Late, Lost, and Unprepared: A Parents' Guide to Helping Children with Executive FunctioningLate, Lost, and Unprepared: A Parents’ Guide to Helping Children with Executive Functioning by Joyce Cooper-Kahn

My rating: 3 of 5 stars

I picked up this book after reading an article on twice-exceptional kids that referenced the book. Two twice-exceptional kids and no educator or doctor had mentioned the term “executive functioning”: “…a set of processes that all have to do with managing oneself and one’s resources in order to achieve a goal. It is an umbrella term for the neurologically-based skills involving mental control and self-regulation.” The executive functions include inhibition, mental/emotional flexibility, emotional control, initiation, working memory, planning/organization, and self-monitoring.

The book is clearly laid out, explaining challenges and providing real-life examples and practical how-to-help tips. Reading as a parent of two very different kids with different strengths and weaknesses, I have lots to digest; reading at the end of school year was not the best timing and I’ll need to review it all again in August as we begin a new year’s regimen.

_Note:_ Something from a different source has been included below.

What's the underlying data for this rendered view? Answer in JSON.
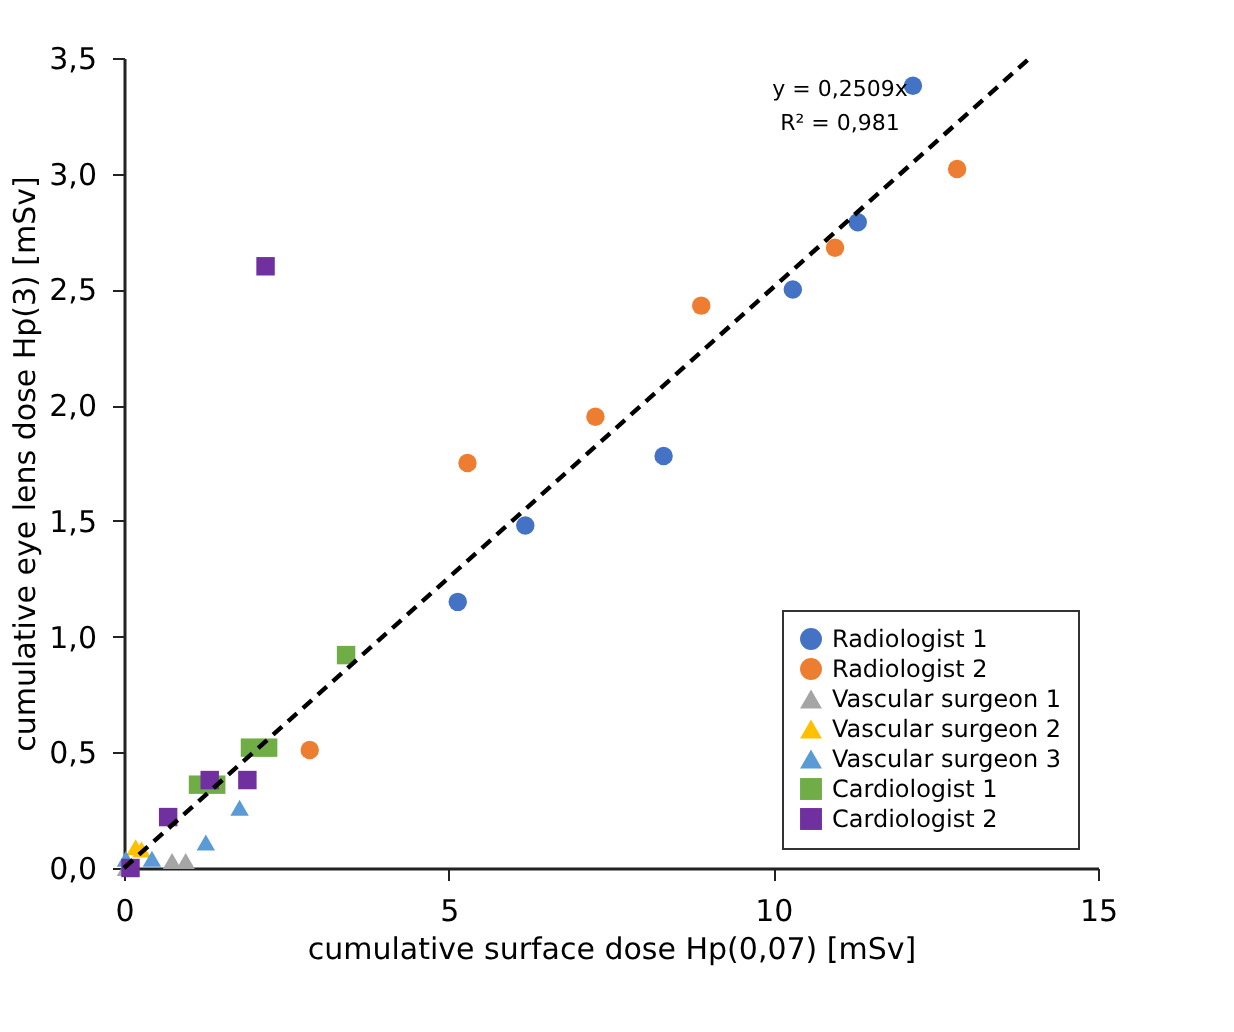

The gift of this book lies in its practicality and hope: “…we believe that our children’s best hope for the future may lay in the discovery of some strength that blossoms into an island of competence, and perhaps even becomes a continent of possibilities for personal satisfaction and job success. After all, people thrive when they build a life around their strengths. There are many different paths to success, even though this is sometimes hard to keep in perspective during the school years” (202).